Kehilangan air harus diganti dengan larutan hipotonik. Kehilangan cairan
berupa air dan elektrolit harus diganti dengan larutan isotonik.
d. Pemantauan tekanan vena sentral penting untuk mencegah pemberian cairan
yang berlebihan.
e. Pada penanggulangan syok kardiogenik harus dicegah pemberian cairan
berlebihan yang akan membebani jantung.
f. Pemberian cairan pada syok septik harus dalam pemantauan ketat, mengingat
pada syok septik biasanya terdapat gangguan organ majemuk (Multiple Organ
Disfunction). Diperlukan pemantauan alat canggih berupa pemasangan CVP,
"Swan Ganz" kateter, dan pemeriksaan analisa gas darah Obat-obatan
inetropik untuk mengobati disretmia, perbaikan kontraklitas jantung tanpa
menambah konsumsi oksigen miocard.
1) Dopevin (10 Kg/Kg/mut) meningkatkan vasokmstrokuta.
2) Epinoprin : Meningkat tekanan perfusi myocard.
3) Novepheriphin : mengkatkan tekanan perfusi miocard.
4) Dobtanine : meningkatkan cardiak output.
5) Amiodarone : meningkatkan kontraklitas miocard, luas jantung,
menurunkan tekanan pembuluh darah sitemik.

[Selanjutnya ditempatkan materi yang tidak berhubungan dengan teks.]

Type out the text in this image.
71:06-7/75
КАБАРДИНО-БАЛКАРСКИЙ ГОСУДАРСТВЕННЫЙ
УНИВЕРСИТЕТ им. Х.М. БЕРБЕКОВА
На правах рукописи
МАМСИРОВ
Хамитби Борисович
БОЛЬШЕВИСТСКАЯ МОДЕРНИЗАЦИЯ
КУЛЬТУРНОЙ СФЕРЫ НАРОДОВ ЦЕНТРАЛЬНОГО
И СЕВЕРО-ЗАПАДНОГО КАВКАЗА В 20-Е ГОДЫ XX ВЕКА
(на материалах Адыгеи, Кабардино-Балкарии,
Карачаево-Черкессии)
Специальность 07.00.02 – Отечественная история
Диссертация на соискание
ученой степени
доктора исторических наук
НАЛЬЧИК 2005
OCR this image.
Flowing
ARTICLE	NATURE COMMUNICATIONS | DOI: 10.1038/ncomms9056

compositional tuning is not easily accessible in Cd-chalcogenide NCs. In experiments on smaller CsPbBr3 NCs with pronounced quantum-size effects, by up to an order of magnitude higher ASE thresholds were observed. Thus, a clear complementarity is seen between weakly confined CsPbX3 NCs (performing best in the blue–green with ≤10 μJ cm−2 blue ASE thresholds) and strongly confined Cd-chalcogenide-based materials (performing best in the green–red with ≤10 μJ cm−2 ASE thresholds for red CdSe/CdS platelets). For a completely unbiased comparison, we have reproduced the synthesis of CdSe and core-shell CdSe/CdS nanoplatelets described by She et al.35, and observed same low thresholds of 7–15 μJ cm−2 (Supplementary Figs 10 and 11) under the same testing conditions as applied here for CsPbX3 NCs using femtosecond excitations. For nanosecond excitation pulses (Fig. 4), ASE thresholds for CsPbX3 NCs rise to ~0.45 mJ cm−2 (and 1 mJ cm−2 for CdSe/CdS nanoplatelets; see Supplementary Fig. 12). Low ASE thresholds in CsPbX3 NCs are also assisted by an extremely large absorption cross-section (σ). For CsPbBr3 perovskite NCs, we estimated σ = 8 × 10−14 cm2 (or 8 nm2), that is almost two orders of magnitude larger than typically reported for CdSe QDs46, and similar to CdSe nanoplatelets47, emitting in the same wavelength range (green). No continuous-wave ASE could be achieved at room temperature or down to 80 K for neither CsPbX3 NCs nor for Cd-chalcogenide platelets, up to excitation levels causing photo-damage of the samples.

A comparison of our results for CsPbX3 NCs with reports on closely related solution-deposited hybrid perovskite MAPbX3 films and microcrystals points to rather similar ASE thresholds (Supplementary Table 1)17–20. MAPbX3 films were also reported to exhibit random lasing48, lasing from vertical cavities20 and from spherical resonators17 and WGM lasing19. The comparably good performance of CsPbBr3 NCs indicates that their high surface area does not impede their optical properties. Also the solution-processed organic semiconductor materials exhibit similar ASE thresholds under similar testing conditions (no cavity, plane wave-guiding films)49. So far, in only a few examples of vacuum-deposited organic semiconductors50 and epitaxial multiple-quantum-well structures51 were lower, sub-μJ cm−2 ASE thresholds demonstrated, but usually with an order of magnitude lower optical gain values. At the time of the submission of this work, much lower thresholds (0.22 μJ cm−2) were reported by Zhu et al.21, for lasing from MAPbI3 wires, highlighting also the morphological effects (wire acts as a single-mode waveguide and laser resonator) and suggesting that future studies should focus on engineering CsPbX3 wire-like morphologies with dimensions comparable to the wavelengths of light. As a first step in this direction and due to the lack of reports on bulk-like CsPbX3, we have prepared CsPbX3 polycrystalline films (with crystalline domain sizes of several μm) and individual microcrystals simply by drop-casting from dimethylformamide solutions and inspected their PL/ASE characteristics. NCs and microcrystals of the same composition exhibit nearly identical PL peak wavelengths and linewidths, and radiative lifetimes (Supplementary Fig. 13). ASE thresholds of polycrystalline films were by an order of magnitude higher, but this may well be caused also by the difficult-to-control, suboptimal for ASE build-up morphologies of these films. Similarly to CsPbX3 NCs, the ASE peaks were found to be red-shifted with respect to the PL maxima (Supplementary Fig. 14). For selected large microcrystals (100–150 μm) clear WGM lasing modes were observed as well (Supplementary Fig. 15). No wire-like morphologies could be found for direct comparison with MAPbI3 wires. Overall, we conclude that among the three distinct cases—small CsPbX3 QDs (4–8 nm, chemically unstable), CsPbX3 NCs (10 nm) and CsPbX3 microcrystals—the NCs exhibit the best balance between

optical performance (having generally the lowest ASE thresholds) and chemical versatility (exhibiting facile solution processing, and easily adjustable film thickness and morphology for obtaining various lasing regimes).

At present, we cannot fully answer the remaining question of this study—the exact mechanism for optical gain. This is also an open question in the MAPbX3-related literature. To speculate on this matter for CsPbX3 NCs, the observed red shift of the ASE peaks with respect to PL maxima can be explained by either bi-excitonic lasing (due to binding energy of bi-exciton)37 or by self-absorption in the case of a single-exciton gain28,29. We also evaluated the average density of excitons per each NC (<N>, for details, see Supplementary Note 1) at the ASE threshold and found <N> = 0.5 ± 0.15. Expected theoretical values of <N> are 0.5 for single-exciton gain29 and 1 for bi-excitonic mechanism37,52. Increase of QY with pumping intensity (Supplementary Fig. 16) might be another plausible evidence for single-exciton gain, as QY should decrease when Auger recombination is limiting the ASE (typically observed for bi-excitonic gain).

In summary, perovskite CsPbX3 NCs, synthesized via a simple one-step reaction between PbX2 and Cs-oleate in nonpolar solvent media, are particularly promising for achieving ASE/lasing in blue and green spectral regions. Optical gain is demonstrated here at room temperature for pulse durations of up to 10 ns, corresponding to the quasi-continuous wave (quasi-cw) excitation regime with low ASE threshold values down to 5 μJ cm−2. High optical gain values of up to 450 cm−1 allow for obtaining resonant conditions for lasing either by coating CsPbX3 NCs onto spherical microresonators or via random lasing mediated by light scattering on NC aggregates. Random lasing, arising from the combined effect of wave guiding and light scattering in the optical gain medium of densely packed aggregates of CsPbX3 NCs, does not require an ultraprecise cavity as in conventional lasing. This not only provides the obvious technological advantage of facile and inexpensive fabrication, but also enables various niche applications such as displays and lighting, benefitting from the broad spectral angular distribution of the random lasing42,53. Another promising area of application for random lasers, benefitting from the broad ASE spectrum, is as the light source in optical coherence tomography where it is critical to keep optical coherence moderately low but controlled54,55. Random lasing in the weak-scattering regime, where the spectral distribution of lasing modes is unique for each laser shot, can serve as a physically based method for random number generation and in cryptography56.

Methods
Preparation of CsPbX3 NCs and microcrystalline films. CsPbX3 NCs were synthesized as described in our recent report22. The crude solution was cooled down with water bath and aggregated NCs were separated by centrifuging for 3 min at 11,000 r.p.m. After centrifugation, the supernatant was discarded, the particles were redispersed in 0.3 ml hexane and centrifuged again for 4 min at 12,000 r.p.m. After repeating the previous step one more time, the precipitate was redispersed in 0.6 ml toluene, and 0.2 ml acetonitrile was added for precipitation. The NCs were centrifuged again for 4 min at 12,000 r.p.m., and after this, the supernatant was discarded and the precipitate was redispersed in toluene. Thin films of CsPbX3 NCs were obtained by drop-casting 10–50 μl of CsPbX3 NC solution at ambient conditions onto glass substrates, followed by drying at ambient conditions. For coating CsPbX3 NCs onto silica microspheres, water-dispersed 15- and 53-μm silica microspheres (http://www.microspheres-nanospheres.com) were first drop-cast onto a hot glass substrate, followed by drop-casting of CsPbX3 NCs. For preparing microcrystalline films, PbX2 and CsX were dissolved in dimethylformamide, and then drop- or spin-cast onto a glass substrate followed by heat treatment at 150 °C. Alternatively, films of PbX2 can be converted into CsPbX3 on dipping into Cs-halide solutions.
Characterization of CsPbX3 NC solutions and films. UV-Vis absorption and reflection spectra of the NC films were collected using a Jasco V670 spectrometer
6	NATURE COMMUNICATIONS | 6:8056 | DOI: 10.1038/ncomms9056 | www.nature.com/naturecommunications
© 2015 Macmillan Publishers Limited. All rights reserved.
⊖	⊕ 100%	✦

3. Letakkan pasien dalan “posisi syok” yaitu mengangkat kedua tungkai lebih tinggi
dari jantung
4. Bila pasien syok karena perdarahan, lakukan penghentian sumber perdarahan yang
tampak dari luar dengan melakukan penekanan, di atas sumber perdarahan
9. Komplikasi
1. Kegagalan multi organ akibat penurunan aliran darah dan hipoksia jaringan yang
berkepanjangan.
2. Sindrom distress pernapasan dewasa akibat destruksi pertemuan alveolus kapiler
karena hipoksia.
3. DIC (koagulasi intravascular diseminata) akibat hipoksia dan kematian jaringan yang
luas sehingga terjadi pengaktifan berlebihan jenjang koagulasi.